Nevertheless, it is a a well-established principle that he who pays the piper is entitled to call the tune. And if the states insist on gouging the Federal Treasury, it is hard to deny the logic that the Federal Government has a right to some say-so as to how and to what purposes its money shall be spent.

But the most telling consideration against the Senator's defense is that, as everyone knows, the thing really at stake in this Hatch Act fight is simply the sacred right of state politicians to use patronage for the building up of a "machine" to benefit themselves. Or rather for state politicians with Federal jobs to use patronage for that purpose--for the proposed extension applies only to Federal elections.

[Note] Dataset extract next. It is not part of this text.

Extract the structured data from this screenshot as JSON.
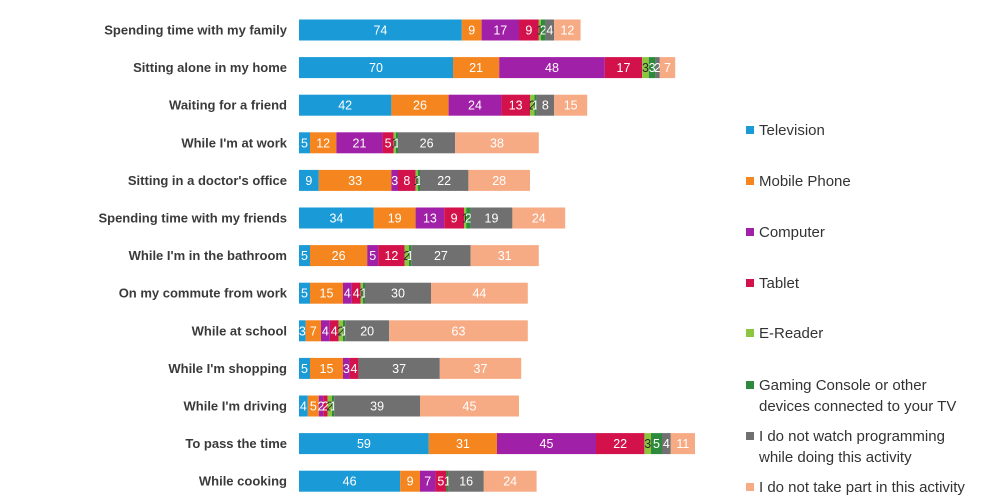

Senator Bailey himself is precisely the North Carolina politician who would be most damaged by the passage of this bill. His great concern for States Rights would be a little more impressive if that were not so.


Stalin & Co. Do Their Bit Toward Perfect Peace

The Associated Press reporter at Moscow who turned in the story about Finland's surrender yesterday is plainly a sardonic fellow. Thus:

"The price paid by the Russians in three and a half months of fighting undoubtedly was a heavy one, but it was pointed out that the Soviet Union was a rich country, able and willing to pay well for its gains."

And again:

"The undeclared war's conclusion was looked upon at the Soviets seat of government as a splendid contribution to peace."

The price which she was able and willing to pay, of course, the riches she could so lavishly expend, were the lives of the 200,000 unhappy Russian peasants who lie under the snow of Finland waiting for the thaw and the rot of Spring. What they themselves thought of being the price for so rich a country does not appear. Shall we say that they were, of course, delighted to be the currency for the buying of "a splendid contribution to world peace?"

Make no doubt of it--it is that. The snows are very peaceful in Finland today, with the blood stains all gone. True, it is a splendid contribution also to hatred and burning zeal for revenge which will certainly not die for centuries to come. But that only goes to prove the point. If thousands of men have died, if many thousands and perhaps even millions must yet die, to expiate the crime consummated at Moscow yesterday, why, then, the fact remains: it is "a splendid contribution to world peace." For death, masters, is the one perfect form of peace.